During her first year of college, Arnett Hall Council President Felicia Perez encouraged Diaz to run. However, this role was extremely exhausting for her, and she was constantly reminded by her Hall Council advisor to perform self-love and self-care.

Her awareness of self-love translated to her RA position when she and her student ministry coordinator, Janessa Reeves, won Program of the Year for their “Self-Love Month” in February.
After being in the spotlight for two years, Diaz did not think that she would pursue another role in student leadership. However, because SLDC only serves other student leaders, working behind the scenes felt like a better fit, she explained.

SLDC focuses on “In Service,” seminars that focus on teaching student leaders about different concepts that range from information sessions on emotional quotient to having conversations about diversity.
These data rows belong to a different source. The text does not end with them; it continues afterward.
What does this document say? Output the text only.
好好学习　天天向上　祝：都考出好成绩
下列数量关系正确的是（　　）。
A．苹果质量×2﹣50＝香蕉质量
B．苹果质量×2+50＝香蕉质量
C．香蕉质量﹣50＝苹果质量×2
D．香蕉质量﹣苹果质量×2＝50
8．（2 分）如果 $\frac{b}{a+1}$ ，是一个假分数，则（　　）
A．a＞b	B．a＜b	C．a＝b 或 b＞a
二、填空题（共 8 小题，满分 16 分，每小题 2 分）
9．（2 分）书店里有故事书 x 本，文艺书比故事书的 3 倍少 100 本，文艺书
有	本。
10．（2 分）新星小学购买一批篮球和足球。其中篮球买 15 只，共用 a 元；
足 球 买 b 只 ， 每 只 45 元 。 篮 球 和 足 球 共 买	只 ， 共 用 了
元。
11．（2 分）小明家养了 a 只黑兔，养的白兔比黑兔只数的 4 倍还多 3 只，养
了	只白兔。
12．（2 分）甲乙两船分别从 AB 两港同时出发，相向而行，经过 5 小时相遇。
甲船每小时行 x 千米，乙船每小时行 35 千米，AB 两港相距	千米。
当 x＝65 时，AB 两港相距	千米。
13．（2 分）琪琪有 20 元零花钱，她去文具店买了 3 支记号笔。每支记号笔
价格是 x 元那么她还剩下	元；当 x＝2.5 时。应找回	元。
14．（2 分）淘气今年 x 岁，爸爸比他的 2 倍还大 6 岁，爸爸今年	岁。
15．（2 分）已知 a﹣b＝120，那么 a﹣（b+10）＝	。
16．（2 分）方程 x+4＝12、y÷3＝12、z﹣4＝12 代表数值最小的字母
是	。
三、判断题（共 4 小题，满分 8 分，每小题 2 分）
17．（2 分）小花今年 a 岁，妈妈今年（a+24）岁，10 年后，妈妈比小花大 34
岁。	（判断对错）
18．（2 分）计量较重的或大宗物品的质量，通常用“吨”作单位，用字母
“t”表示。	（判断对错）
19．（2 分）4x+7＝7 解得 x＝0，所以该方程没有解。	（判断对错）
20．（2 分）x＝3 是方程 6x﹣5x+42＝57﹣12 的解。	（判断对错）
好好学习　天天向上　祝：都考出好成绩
Diaz recently planned an In Service that focused on accessibility and universal design.

Although planning the seminar was hectic for Diaz, she stated that it made it more rewarding when it came together. While she recognizes that she is at school for her education, she has learned that she is growing more as a person outside of the classroom.

Throughout all of Diaz’s experiences, she has realized that she will only feel motivated to work on projects that she is passionate about. Extracurriculars may fall secondary to schoolwork for some students, but for her, they are life-giving.

For Diaz, her leadership is not about the attention. It is about planting a seed in others, such as leadership groups, and knowing that, with cultivation, something fruitful will grow.
“I want to see somebody different care about developing student leaders and I want to continue that,” she said.